Though there are theoretical differences between patient engagement (PE) and Public and Patient Involvement (PI) according to regions, for the purpose of the PERC, as the resources had been compiled from a wide variety of sources, they had been used interchangeably.

There are many reasons why patient engagement could benefit your research. Patient engagement practices even in fundamental and pre-clinical research increase the quality, patient relevance and societal acceptance of your research and its results. By engaging with patients, you play a part in  shifting and improving research practices, you contribute to a more open and accessible research and you empower patients to have an active role in research, that could impact their well-being. In addition, research funders are increasingly attentive to patient engagement in biomedical research, and having a meaningful patient engagement plan in your research proposal could also be an eligibility criteria to obtain your funding grant. 

We invite you to watch our “Stories” videos and find out the “why” of the researchers we featured.

There are various stakeholders you could engage with depending on what you want to achieve through your patient engagement practice. 

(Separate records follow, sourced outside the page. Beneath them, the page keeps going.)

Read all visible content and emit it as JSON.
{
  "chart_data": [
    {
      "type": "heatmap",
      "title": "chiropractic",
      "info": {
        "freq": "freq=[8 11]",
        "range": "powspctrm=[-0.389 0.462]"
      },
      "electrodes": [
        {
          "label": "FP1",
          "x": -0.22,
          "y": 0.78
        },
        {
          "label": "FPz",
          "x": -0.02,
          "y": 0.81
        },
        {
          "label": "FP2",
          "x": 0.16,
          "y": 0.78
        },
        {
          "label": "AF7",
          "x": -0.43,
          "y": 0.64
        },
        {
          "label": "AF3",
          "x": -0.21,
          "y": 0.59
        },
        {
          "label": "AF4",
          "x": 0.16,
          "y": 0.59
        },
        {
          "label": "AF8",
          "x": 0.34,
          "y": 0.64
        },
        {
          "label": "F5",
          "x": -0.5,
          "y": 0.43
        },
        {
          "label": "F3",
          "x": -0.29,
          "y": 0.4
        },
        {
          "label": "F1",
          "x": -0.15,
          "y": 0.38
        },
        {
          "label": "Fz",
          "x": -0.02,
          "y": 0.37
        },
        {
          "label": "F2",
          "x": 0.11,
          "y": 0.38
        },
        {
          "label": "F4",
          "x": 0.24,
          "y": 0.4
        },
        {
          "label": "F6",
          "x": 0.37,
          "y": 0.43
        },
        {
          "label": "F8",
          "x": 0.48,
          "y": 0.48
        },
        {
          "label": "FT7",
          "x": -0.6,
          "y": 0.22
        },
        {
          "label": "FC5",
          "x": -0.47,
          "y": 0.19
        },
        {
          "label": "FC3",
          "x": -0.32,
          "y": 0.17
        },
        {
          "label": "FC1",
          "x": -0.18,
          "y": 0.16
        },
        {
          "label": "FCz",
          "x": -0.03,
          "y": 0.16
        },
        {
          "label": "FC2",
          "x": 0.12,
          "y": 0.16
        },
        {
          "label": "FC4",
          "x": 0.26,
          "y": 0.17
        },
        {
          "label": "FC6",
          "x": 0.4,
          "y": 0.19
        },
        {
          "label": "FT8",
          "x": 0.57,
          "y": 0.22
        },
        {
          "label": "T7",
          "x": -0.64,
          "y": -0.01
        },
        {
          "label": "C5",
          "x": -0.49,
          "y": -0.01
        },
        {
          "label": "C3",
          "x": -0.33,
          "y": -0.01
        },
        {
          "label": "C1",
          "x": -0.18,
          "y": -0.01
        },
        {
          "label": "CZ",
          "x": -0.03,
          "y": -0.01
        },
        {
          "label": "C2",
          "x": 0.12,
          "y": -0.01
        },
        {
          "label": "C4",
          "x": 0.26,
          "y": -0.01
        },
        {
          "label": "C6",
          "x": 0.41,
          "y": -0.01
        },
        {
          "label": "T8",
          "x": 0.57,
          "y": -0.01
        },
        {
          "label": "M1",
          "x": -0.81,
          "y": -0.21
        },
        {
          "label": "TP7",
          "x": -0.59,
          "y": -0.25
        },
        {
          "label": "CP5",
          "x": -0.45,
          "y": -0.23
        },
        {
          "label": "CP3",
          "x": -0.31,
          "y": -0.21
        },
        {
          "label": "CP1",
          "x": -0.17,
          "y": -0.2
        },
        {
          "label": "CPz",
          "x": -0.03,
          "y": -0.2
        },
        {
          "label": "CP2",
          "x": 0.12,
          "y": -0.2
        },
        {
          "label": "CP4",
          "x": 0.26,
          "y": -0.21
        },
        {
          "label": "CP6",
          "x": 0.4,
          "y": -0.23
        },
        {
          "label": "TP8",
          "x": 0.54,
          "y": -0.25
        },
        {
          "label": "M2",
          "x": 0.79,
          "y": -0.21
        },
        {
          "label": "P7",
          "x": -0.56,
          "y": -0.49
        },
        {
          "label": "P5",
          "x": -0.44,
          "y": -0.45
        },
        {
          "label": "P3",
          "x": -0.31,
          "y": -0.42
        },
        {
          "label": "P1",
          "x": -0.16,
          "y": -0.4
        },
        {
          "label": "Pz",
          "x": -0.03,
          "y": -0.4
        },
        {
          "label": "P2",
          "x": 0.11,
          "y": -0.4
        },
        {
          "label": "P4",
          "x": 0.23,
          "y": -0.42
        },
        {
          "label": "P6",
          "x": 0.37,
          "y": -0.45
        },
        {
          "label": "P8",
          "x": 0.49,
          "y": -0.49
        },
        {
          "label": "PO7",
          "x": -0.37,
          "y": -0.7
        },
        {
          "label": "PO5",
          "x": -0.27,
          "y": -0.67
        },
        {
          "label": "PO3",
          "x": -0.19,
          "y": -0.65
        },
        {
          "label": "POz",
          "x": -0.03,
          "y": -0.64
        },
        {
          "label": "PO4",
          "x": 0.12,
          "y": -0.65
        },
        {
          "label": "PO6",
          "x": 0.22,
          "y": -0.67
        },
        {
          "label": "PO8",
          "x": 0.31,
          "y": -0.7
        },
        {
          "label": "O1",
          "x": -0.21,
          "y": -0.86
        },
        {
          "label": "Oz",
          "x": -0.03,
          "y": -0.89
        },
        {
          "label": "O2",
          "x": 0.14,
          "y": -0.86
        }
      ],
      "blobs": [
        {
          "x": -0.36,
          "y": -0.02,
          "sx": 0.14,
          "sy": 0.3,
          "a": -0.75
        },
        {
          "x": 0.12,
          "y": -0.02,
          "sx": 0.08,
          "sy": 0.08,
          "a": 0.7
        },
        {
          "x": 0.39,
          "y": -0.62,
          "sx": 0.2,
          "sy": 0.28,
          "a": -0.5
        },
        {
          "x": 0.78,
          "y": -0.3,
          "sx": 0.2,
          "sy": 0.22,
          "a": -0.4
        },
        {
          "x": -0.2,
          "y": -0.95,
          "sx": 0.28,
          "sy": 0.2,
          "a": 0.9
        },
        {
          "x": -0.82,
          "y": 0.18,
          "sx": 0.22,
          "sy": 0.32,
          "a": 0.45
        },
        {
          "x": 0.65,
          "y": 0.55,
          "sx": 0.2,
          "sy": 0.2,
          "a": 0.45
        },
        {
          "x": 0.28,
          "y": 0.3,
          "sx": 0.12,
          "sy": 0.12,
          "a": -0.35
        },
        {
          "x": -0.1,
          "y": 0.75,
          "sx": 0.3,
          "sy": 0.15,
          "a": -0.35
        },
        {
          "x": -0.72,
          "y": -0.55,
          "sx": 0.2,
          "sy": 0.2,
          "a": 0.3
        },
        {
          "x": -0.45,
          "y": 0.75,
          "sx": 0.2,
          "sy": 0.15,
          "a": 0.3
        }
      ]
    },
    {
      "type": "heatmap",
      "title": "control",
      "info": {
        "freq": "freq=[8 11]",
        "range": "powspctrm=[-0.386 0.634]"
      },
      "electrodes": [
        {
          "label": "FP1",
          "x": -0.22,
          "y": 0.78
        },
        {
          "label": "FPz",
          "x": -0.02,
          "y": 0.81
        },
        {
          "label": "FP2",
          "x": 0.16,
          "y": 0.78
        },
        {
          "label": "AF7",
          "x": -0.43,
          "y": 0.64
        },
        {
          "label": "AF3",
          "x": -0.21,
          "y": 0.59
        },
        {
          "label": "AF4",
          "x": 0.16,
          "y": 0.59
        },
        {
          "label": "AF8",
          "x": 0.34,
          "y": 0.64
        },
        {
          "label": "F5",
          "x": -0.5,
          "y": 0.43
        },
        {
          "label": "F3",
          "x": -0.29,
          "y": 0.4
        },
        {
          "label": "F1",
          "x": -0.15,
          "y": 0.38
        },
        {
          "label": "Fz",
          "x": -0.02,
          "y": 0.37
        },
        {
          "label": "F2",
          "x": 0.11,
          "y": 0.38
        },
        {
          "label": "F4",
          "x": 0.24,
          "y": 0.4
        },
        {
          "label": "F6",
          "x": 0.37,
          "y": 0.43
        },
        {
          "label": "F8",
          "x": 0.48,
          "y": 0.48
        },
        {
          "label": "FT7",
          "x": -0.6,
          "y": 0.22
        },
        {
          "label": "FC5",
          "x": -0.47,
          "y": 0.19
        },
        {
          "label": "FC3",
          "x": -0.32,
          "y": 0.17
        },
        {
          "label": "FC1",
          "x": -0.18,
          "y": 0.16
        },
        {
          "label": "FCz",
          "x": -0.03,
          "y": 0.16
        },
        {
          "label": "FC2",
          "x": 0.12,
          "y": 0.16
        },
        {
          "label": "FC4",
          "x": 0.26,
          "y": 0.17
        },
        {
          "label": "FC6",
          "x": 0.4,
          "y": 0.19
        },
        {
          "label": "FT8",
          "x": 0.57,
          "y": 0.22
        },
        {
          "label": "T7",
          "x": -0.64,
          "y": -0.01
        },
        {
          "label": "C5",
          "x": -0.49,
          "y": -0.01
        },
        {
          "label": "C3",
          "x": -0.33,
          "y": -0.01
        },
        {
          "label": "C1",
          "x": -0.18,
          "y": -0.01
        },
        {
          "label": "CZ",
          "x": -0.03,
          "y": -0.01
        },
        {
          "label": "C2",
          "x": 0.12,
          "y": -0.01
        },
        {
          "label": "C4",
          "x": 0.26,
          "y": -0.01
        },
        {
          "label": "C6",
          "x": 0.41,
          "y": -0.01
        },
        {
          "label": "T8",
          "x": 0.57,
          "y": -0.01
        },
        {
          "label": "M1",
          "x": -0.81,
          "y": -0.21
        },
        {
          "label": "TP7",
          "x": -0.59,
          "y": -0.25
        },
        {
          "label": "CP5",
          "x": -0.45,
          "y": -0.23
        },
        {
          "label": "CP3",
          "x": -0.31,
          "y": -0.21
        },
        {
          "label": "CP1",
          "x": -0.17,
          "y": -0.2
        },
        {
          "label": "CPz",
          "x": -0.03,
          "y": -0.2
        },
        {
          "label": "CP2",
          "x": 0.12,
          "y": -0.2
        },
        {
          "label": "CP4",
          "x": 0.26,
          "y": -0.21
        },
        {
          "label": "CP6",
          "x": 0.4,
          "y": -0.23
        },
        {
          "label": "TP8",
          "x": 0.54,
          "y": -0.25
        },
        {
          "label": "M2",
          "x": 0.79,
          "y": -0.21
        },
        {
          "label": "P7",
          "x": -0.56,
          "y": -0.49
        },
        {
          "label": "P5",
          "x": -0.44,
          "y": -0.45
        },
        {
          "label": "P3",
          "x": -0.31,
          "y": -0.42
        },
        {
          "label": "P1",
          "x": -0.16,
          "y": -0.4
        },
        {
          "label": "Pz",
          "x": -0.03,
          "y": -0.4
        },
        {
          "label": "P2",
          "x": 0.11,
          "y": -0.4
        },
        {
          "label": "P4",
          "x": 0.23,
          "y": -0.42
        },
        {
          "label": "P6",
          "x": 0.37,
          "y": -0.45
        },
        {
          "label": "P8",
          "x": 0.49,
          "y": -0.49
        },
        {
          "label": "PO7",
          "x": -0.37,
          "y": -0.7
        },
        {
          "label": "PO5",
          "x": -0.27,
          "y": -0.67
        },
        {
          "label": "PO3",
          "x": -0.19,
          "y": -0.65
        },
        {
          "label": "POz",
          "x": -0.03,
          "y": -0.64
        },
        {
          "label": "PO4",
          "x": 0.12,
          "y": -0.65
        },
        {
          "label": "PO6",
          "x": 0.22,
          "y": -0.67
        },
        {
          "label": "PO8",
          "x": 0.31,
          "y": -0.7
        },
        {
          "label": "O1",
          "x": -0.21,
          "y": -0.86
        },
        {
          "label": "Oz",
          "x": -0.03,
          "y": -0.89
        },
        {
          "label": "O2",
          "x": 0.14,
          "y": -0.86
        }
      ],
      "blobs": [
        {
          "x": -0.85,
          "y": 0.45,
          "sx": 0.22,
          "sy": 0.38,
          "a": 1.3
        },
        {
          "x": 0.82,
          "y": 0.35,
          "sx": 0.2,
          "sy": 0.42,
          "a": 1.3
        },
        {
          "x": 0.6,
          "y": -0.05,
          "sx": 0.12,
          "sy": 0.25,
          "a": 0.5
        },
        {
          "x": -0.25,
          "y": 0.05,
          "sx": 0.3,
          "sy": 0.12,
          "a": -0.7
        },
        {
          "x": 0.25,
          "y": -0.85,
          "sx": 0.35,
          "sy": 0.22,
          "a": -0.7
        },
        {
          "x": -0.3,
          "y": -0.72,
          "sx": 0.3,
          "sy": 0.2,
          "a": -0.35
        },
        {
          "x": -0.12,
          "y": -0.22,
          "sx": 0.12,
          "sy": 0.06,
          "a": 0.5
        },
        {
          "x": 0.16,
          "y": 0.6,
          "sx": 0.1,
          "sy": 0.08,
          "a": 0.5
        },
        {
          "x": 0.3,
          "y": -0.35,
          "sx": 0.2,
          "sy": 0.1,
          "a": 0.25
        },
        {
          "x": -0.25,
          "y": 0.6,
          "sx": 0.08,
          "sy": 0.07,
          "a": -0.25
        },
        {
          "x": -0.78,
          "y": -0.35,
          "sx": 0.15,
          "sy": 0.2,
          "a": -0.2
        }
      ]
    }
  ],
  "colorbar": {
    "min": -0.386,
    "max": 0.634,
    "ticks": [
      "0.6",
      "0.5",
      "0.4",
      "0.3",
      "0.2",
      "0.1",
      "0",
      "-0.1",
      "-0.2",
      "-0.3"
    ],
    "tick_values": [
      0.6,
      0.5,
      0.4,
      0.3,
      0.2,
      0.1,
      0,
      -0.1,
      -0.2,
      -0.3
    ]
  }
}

Those stakeholders can be:

  • individual patients: they bring in their individual perspective and experience as patients
  • carers: they bring in their individual perspective and expertise as a person who cares for e.g. a family member or close friend.
  • patient advocates/ patient organisations representatives: represent a group of patients or an organization, bring in a more collective perspective.
  • patient experts: besides the experience of a patient, patient experts are also trained in e.g. research methods or other aspects of research and innovation (e.g. EUPATI Fellows)

We invite you to take a look at one of the resources under the “Fundamentals” section developed by PARADIGM: “Identification of Patients Representatives”. This material will give you recommendations on how to find the right profile and match.


You may also start by identifying relevant patient organisations in your region or your country. As a starting point, you could also browse the list of members of the European Patients’ Forum.

European Patients’ Forum Members List

If you would like to get in touch with patient experts, you can use the EUPATI Connect Platform. The EUPATI Connect is a place where both EUPATI Patient Experts (+200 patients who went through a training programme on research and development) and researchers can connect, to create mutually beneficial opportunities and to enhance the future of patient engagement.

EUPATI Connect

Furthermore, Synapse is a dynamic user-populated platform that categorizes and ‘maps’ patient engagement initiatives and frameworks, and organisations active in patient engagement.

Patient Engagement Synapse

There are many ways to engage with patients, ranging from consultation, and forming advisory boards to even more active and engaged roles where research is co-created. The European Commission defined six types of roles: research subject, insight provider, advisor, reviewer, co-researcher and driving force. The role and activities should reflect what you would like to achieve.

EUPATI has designed a handy Patient Engagement Roadmap that follows along with the medicines Research and Development lifecycle and is illustrated with concrete examples to get a better idea. Some of the examples from the Roadmap include involving patients in gap analysis and early horizon scanning, protocol design, identifying logistical challenges to trials, improving access and adherence, updating safety communication, reviewing lay summaries of results, dissemination of results to the patient community and the public, and many more.

Regardless of the degree of engagement you decide to start with, please bear in mind that to be meaningful for patients and research teams, patient engagement requires proper planning, time and dedicated human resources. 

Yes, a training session can be a very good way to deepen your understanding of patient engagement practices. You will find two examples of training in our “Fundamentals” section and below: 

  • EUPATI offers group training sessions for academic researchers throughout the year. More information can be found here.
  • Canadian Insitutes of Health Research (CIHR) developed a free online course of four modules available in English and French.